Print Edition: October 3, 2012
If someone were to ask you what you value most in life, what would you respond with? Family? Friends? Your career? All of these are of substantial importance to most people, but then, think about how precious your hours, your minutes, your seconds are. Mitch Albom’s The Time Keeper brings to light this very thing which many of us take for granted: time.
Initially set long before the idea of time existed, this short novel’s protagonist, Dor, is a man who is fixated on the concept of counting and recording. All his life, he is obsessed with keeping track of the rising and falling of the sun, always measuring with the various contraptions he builds. Little does he know that he has created the first means of calculating and documenting time.
Displeased by this, God punishes Dor for discovering his precious gift and locks him in a cave for centuries, making him prisoner to endless amounts of voices, begging for more minutes on this Earth. He is only allowed freedom once he has brought two people—one who wants more time on this earth, and one who wants less—together and taught them the value of a minute. From this point forward, he would be known as Father Time.
These two people are polar opposites who, by chance, stumble upon Dor at completely different times. Sarah Lemon, an awkward high school senior, is desperate to end her life after the boy of her dreams completely shuts her out. Victor Delamonte, an 87-year-old billionaire, yearns to find a way to live forever after being told he only has weeks left. Though the two are dissimilar in stature and mindset, both fail to comprehend the importance to time. Through a series of radical events, Dor brings both characters together, causing them realize the sheer importance of the hours and days they are given.
Right from the beginning, The Time Keeper was very easy to get hooked on.

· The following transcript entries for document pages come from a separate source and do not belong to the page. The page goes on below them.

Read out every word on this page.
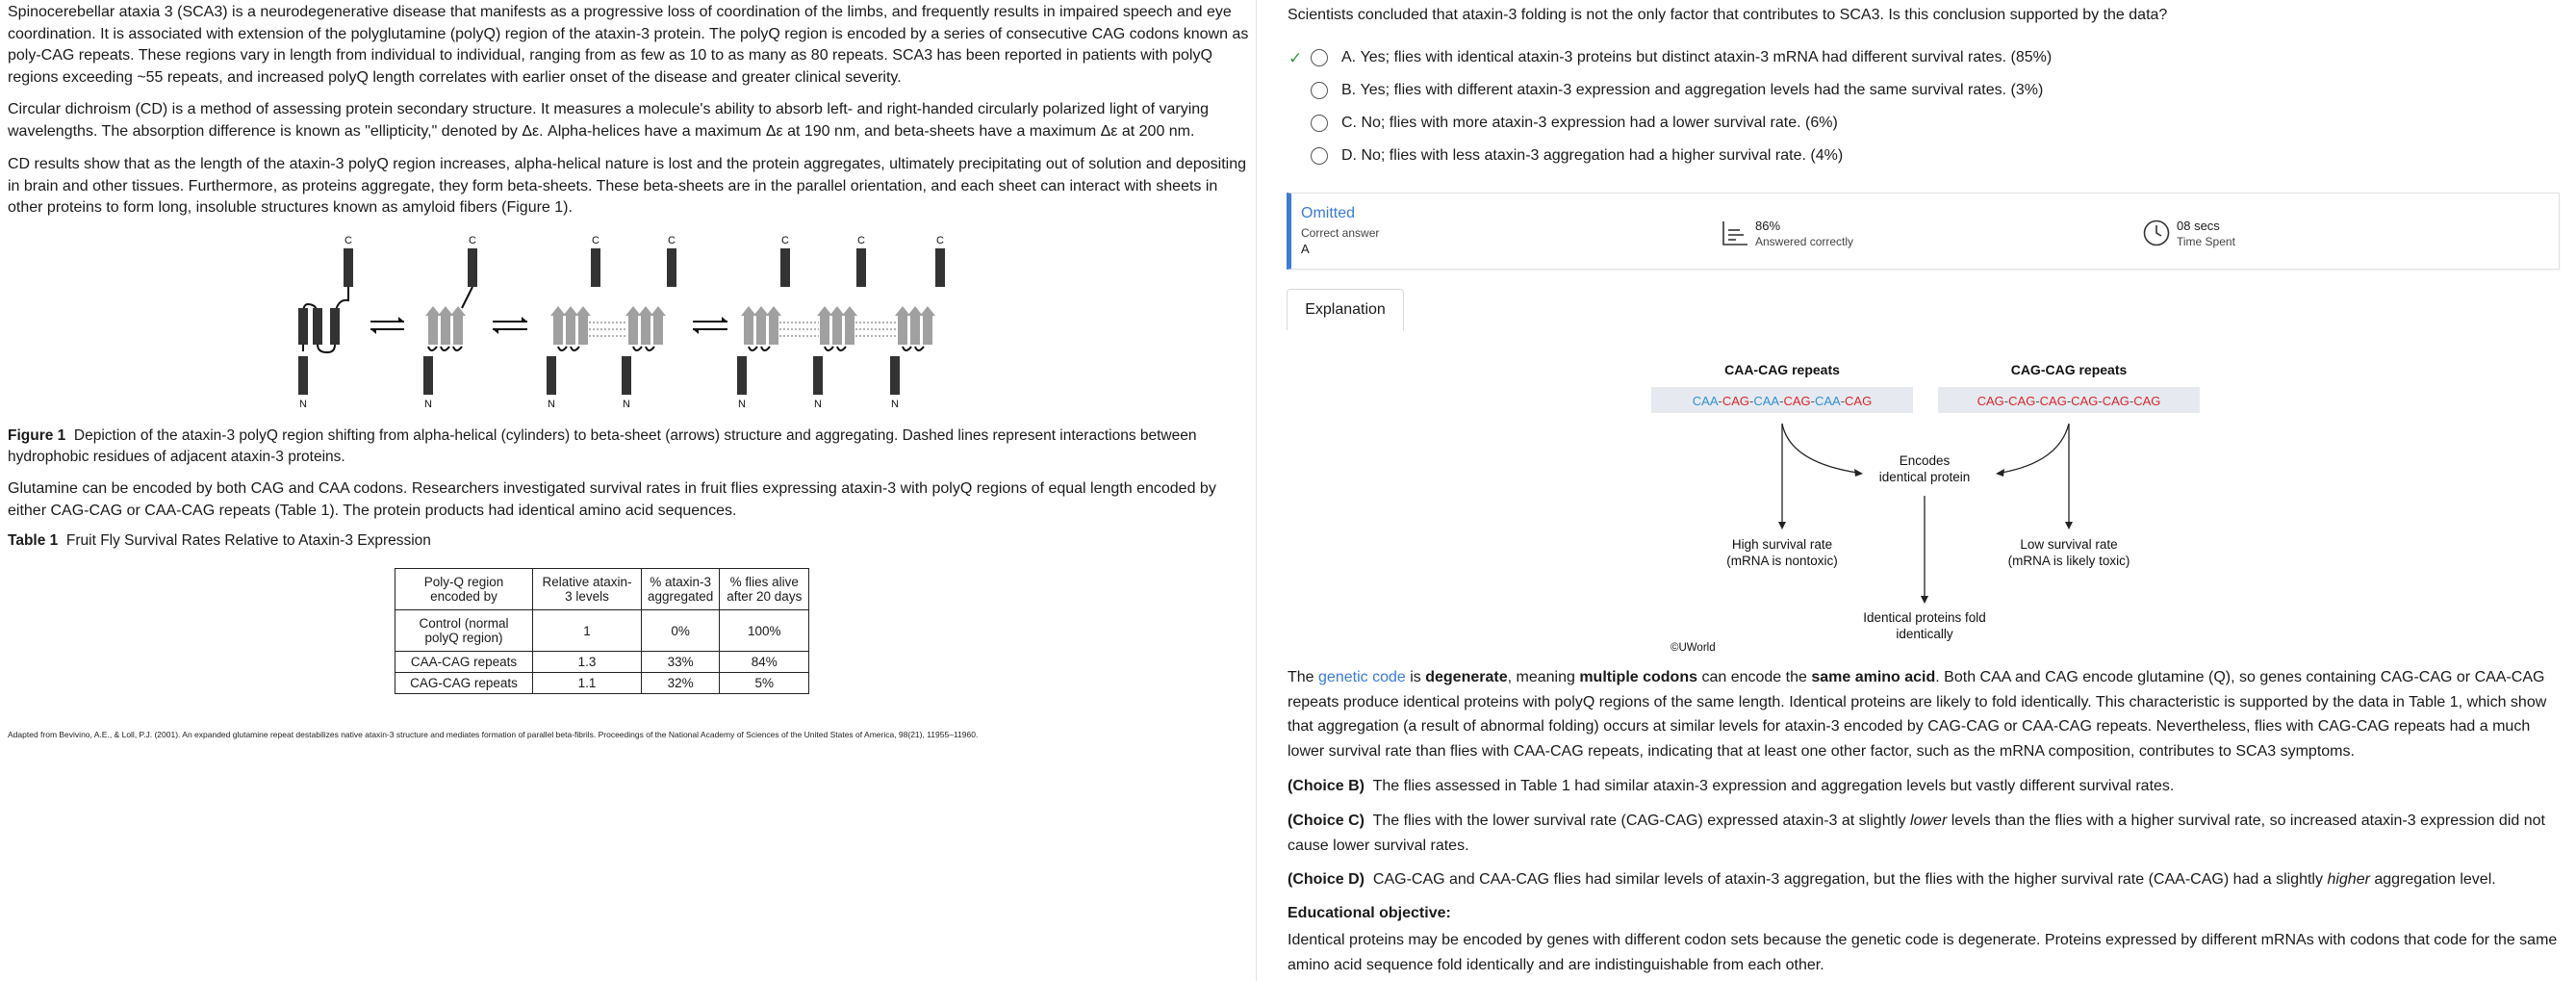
Spinocerebellar ataxia 3 (SCA3) is a neurodegenerative disease that manifests as a progressive loss of coordination of the limbs, and frequently results in impaired speech and eye coordination. It is associated with extension of the polyglutamine (polyQ) region of the ataxin-3 protein. The polyQ region is encoded by a series of consecutive CAG codons known as poly-CAG repeats. These regions vary in length from individual to individual, ranging from as few as 10 to as many as 80 repeats. SCA3 has been reported in patients with polyQ regions exceeding ~55 repeats, and increased polyQ length correlates with earlier onset of the disease and greater clinical severity.

Circular dichroism (CD) is a method of assessing protein secondary structure. It measures a molecule's ability to absorb left- and right-handed circularly polarized light of varying wavelengths. The absorption difference is known as "ellipticity," denoted by Δε. Alpha-helices have a maximum Δε at 190 nm, and beta-sheets have a maximum Δε at 200 nm.

CD results show that as the length of the ataxin-3 polyQ region increases, alpha-helical nature is lost and the protein aggregates, ultimately precipitating out of solution and depositing in brain and other tissues. Furthermore, as proteins aggregate, they form beta-sheets. These beta-sheets are in the parallel orientation, and each sheet can interact with sheets in other proteins to form long, insoluble structures known as amyloid fibers (Figure 1).

C	C	C	C	C	C	C
N	N	N	N	N	N	N

Figure 1 Depiction of the ataxin-3 polyQ region shifting from alpha-helical (cylinders) to beta-sheet (arrows) structure and aggregating. Dashed lines represent interactions between hydrophobic residues of adjacent ataxin-3 proteins.

Glutamine can be encoded by both CAG and CAA codons. Researchers investigated survival rates in fruit flies expressing ataxin-3 with polyQ regions of equal length encoded by either CAG-CAG or CAA-CAG repeats (Table 1). The protein products had identical amino acid sequences.

Table 1 Fruit Fly Survival Rates Relative to Ataxin-3 Expression

Poly-Q region encoded by	Relative ataxin-3 levels	% ataxin-3 aggregated	% flies alive after 20 days
Control (normal polyQ region)	1	0%	100%
CAA-CAG repeats	1.3	33%	84%
CAG-CAG repeats	1.1	32%	5%
Adapted from Bevivino, A.E., & Loll, P.J. (2001). An expanded glutamine repeat destabilizes native ataxin-3 structure and mediates formation of parallel beta-fibrils. Proceedings of the National Academy of Sciences of the United States of America, 98(21), 11955–11960.
Scientists concluded that ataxin-3 folding is not the only factor that contributes to SCA3. Is this conclusion supported by the data?
✓	A.
Yes; flies with identical ataxin-3 proteins but distinct ataxin-3 mRNA had different survival rates.
(85%)
B.
Yes; flies with different ataxin-3 expression and aggregation levels had the same survival rates.
(3%)
C.
No; flies with more ataxin-3 expression had a lower survival rate.
(6%)
D.
No; flies with less ataxin-3 aggregation had a higher survival rate.
(4%)
Omitted
Correct answer
A
86%
Answered correctly
08 secs
Time Spent
Explanation
CAA-CAG repeats	CAG-CAG repeats
CAA-CAG-CAA-CAG-CAA-CAG	CAG-CAG-CAG-CAG-CAG-CAG
Encodes
identical protein
High survival rate
(mRNA is nontoxic)
Low survival rate
(mRNA is likely toxic)
Identical proteins fold
identically
©UWorld

The genetic code is degenerate, meaning multiple codons can encode the same amino acid. Both CAA and CAG encode glutamine (Q), so genes containing CAG-CAG or CAA-CAG repeats produce identical proteins with polyQ regions of the same length. Identical proteins are likely to fold identically. This characteristic is supported by the data in Table 1, which show that aggregation (a result of abnormal folding) occurs at similar levels for ataxin-3 encoded by CAG-CAG or CAA-CAG repeats. Nevertheless, flies with CAG-CAG repeats had a much lower survival rate than flies with CAA-CAG repeats, indicating that at least one other factor, such as the mRNA composition, contributes to SCA3 symptoms.

(Choice B) The flies assessed in Table 1 had similar ataxin-3 expression and aggregation levels but vastly different survival rates.

(Choice C) The flies with the lower survival rate (CAG-CAG) expressed ataxin-3 at slightly lower levels than the flies with a higher survival rate, so increased ataxin-3 expression did not cause lower survival rates.

(Choice D) CAG-CAG and CAA-CAG flies had similar levels of ataxin-3 aggregation, but the flies with the higher survival rate (CAA-CAG) had a slightly higher aggregation level.

Educational objective:

Identical proteins may be encoded by genes with different codon sets because the genetic code is degenerate. Proteins expressed by different mRNAs with codons that code for the same amino acid sequence fold identically and are indistinguishable from each other.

The plot line is straightforward, but very impacting, and the short, glimpse-like chapters keep you interested. The purpose of each chapter is to reveal a specific part of one character’s story, right until the climax of the novel.
This technique works effectively for its purpose, as it keeps the reader in constant anticipation of what will come next for each character. Albom does an even better job on the story structure of the novel, as he uses techniques like short paragraphs and bolded sentences to relay the significant messages he wants the reader to grasp.
The characters are generally quite basic, but this aspect is necessary in order for the moral of the narrative to shine through. Other than Dor, Ablom seems to base his characters off of stereotypes; Sarah is the self-conscious teenaged girl who falls for the popular boy at school, and Victor is the rich old man who makes his employees work late on weekends. That is probably why Albom made Dor’s gentle and growing personality contrast that of the other characters’ – in order to display the message within the story more significantly.
The part that is bothersome, though, is the quick change of heart from two of the main characters, nearer to end of the novel. While experiencing a flash-forward to their potential futures, the two suddenly change their minds and dismiss the very thought of their earlier plans.
It seems as though it came straight out of A Christmas Carol, to be honest. It was just too sudden for it to be realistic, almost as if Albom wanted to find a quick way to wrap it up. It doesn’t alter the overall impact that the novel gives the reader, but it was still a flaw that taints the ending.
If you’re looking for a short read with a provoking theme, this is your story. The Time Keeper uses conventional characters that we can easily familiarize ourselves with in order to get a specific message across: we need to cherish the moments we are given. We only have one life to live, no more and no less, so we must use it wisely. Through the characters’ mistakes and realization, Albom made this message of appreciating our moments on earth one that will stick with you, long after you’ve finished the last sentence.